China’s iQiyi bets on digital girlfriend to boost virtual reality headset sales
Virtual reality headsets have struggled to take off due to price, cumbersome equipment and lack of content. Baidu’s iQiyi unit is banking on a virtual girlfriend to spur sales among 18-to-35 year-olds.
Ma Xiangli is in the property business, married with a daughter in middle school, and lives in the northern Chinese city of Cangzhou. In his free time, the 37-year-old likes to chat with his virtual girlfriend.
Vivi, as the virtual reality (VR) avatar is known, is the brainchild of Chinese search engine operator Baidu’s iQiyi unit. The Netflix-style video streaming service has ventured into VR and come up with the idea of a virtual girlfriend to entice 18-to-35 year-olds to buy its headset.
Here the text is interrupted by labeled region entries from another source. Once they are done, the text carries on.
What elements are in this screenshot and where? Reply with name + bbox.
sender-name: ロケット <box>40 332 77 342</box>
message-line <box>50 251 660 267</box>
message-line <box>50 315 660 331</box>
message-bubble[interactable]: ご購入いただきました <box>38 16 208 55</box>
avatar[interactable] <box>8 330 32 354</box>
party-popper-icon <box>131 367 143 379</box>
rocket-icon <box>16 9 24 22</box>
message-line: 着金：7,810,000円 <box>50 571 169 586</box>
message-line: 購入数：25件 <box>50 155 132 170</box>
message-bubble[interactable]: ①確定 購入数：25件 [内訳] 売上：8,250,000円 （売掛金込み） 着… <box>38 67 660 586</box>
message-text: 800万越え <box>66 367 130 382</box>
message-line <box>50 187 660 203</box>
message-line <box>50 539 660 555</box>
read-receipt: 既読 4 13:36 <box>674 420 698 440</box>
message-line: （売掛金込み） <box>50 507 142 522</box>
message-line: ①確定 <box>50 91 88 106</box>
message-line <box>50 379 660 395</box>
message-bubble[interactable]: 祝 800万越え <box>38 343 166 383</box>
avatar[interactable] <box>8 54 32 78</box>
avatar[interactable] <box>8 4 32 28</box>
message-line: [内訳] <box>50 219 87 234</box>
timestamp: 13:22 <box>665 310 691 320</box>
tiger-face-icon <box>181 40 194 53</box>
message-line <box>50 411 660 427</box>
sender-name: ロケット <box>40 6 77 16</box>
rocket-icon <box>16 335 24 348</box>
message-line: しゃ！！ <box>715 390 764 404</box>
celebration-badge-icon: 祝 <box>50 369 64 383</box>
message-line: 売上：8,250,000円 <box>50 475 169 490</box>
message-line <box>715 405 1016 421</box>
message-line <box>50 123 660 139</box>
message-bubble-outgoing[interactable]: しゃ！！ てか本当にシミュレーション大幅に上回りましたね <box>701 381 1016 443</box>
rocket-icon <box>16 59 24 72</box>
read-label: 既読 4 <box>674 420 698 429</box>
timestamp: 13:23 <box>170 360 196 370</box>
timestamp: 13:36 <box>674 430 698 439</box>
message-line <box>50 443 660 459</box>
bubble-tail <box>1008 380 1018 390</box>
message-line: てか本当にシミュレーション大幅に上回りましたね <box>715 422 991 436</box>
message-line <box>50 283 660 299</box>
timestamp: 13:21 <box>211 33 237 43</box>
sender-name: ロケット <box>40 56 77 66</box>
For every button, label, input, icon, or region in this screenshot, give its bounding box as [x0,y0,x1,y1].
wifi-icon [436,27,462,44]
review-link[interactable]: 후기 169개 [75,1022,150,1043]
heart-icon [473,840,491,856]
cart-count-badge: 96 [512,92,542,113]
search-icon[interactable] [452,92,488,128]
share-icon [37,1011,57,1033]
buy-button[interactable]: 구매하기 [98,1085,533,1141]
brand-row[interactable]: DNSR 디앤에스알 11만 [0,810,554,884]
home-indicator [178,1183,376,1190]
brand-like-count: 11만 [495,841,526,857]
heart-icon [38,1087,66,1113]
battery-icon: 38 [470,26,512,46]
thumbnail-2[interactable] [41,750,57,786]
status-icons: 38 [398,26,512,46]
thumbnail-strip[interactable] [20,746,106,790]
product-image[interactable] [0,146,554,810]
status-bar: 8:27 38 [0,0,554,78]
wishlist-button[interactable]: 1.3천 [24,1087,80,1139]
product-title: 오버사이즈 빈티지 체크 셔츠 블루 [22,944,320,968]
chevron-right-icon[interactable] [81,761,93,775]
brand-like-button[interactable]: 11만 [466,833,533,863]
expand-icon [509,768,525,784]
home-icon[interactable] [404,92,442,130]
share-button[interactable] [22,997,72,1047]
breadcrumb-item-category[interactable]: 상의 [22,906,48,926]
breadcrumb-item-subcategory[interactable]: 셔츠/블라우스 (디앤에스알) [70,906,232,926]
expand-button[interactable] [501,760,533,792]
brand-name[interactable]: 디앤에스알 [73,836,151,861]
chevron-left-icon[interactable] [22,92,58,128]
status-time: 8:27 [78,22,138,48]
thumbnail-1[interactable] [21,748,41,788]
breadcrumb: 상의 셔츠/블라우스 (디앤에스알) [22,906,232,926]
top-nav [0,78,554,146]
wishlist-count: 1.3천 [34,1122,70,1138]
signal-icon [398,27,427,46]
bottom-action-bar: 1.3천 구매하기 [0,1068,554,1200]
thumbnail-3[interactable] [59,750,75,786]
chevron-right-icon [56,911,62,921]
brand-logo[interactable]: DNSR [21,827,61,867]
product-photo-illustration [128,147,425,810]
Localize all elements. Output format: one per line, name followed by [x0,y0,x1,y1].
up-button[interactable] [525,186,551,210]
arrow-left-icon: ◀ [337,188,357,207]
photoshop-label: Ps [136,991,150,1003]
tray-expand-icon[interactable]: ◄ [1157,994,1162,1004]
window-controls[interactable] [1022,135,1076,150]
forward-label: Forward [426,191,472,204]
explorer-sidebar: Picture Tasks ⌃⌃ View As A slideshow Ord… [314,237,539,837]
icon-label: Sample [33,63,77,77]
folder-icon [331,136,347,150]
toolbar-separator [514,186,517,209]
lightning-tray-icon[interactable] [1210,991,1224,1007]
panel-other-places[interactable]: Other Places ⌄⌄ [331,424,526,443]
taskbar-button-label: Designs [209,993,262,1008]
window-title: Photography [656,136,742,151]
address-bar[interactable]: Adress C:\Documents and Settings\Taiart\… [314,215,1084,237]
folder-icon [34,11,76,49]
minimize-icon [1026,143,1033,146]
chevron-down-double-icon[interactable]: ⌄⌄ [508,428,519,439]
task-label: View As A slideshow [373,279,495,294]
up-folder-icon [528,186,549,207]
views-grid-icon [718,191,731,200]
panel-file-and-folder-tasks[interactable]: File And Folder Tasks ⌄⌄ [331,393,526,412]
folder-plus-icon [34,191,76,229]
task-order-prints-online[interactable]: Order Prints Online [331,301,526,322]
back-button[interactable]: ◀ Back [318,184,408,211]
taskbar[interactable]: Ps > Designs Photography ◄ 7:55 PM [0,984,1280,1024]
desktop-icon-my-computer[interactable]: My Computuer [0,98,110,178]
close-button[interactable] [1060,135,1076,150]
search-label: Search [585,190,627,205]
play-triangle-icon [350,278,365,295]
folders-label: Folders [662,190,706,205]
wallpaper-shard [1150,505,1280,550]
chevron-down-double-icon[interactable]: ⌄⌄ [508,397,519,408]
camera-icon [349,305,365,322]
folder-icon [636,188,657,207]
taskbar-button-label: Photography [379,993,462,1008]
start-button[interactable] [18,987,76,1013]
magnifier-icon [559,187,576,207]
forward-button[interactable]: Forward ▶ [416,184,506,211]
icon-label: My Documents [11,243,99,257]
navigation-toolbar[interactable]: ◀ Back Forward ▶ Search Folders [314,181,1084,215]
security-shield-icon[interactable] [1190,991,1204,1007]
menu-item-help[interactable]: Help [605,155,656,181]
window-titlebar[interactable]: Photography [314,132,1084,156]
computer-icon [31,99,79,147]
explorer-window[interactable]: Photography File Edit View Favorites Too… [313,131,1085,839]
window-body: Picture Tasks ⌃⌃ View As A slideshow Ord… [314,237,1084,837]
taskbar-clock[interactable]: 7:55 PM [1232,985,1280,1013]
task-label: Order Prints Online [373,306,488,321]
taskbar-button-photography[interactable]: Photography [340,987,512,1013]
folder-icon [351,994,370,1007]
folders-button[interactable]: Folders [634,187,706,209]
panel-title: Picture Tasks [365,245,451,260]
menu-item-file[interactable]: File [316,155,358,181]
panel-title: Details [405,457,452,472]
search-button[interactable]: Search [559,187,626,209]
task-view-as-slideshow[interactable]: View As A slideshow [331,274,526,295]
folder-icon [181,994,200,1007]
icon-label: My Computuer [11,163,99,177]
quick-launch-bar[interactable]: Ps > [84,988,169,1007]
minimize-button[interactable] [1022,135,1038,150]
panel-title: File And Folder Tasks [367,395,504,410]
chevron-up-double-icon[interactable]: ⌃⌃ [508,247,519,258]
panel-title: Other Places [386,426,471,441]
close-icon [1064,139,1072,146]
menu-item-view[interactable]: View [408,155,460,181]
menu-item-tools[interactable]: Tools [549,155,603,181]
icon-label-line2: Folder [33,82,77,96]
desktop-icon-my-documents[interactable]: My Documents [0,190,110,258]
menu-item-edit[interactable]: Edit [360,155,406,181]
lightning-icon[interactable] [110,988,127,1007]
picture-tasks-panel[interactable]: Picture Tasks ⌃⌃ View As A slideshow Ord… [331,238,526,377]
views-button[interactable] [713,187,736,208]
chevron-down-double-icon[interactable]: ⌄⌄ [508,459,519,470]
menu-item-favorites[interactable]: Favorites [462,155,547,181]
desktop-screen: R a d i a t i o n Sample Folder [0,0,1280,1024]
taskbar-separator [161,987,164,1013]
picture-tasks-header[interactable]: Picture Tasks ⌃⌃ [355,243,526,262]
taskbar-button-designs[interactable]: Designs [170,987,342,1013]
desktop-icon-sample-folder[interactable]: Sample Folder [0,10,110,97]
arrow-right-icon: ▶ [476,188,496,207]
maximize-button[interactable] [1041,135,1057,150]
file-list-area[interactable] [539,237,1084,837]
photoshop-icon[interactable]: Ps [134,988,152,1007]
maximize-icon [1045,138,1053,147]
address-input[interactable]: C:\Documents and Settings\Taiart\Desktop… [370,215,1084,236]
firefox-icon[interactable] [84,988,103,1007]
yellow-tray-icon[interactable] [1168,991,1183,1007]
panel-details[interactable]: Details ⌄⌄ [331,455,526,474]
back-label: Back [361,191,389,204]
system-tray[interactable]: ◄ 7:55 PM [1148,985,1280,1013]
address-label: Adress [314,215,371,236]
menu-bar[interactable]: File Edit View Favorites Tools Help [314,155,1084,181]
In her latest incarnation, Vivi is a Girl Friday who is there to do one’s bidding 24-7. In an earlier version, she was a sweet girl-next-door.
Ma said his wife and 12-year-old daughter do not find Vivi weird, adding that they use the headset sometimes to ask the digital assistant about the latest movies or games.
“For those who stay home a lot, having a virtual companion helps fill a void,” Ma said in an interview at his apartment in Hebei province, about 300 kilometres south of Beijing. “It’s like role-playing a domineering boss and his secretary.”
Unlike its cousin, augmented reality (AR), which overlays digital imagery onto the real world – think smartphone-wielding Pokemon Go hunters – VR immerses a user in an imagined world, like in a video game or movie, using headsets that are typically tethered to a personal computer or stand-alone video game console.
For iQiyi, Vivi assists users in accessing the company’s content based on the history of which videos they prefer to watch. The avatar can also answer simple queries raised by users, such as the time, weather or scheduled television shows, and even help complete missing portions of a poem.
And for those so inclined, Vivi can flirt, compliment a user’s looks and act coy when asked about her age. Because it is VR, a user can “touch” Vivi, who would giggle, act playful or pretend to be angry as part of the interaction.
“I’m already a middle-aged man, and if I like it, I’m sure younger people would like it too,” Ma said. “If a nerd wants to see her dance, he can order her to, and she would go into dancer mode.”
Whether Vivi will turn out to be the killer app for iQiyi’s VR ambitions remains to be seen.
The company declined to release sales figures for the headset, which bears the Qiyu brand. It sells for 3,499 yuan (US$529) in China, compared with 3,999 yuan for Taiwan-based HTC’s Vive Focus.
The Qiyu headset did not rank among the top five VR headset brands in China in the second quarter, which is led by Shanghai-based Deepoon VR, HTC and Japan’s Sony, according to industry research group Canalys.
More companies are entering the market, including Chengdu-based Idealens and Pimax from Shanghai, which both recently launched premium-priced VR headsets.
The growing number of brands and models covering the high- to low-end of the market bodes well for VR headset demand in China, said Charlie Cai, a director at research firm GfK.
Backed by Baidu, iQiyi is targeting to create a global Chinese-language VR platform with more than 10 million users and has pinned its hopes on its growing online video streaming user base. It recorded 442 million mobile monthly active users as of August 17, behind Tencent Video’s 457 million users in the same period.
Globally, VR headset sales have fallen short of early expectations because of issues including a lack of content, bulky and expensive equipment, and poor user experience resulting sometimes in nausea for some users.
By some industry estimates, revenue from AR headsets will be almost twice that of VR headset sales by 2021. Worldwide shipments of AR and VR headsets are forecast to reach 81.2 million units by then, up from an estimated 13.7 million this year, technology research firm IDC said in September.
More improvements are in store for Vivi to meet the needs of Qiyu users for virtual companionship, such as dancing with the user when instructed, according to Li Xing, a product director at iQiyi’s VR unit.
While Vivi has proven to be popular, Li said iQiyi needed to have more VR content for the Qiyu headset. The company has increased spending in producing movies, TV series and reality shows. As many as 3,000 videos have already been pre-loaded to Qiyu.
For Ma, he is waiting eagerly for the next-generation of features to be added to Vivi, such as a change of scenery.
“Today I like being in the office, but maybe tomorrow I want to be at home, and the day after at some overseas tourist attraction,” he said. “I also hope future versions of the headset can be lighter.”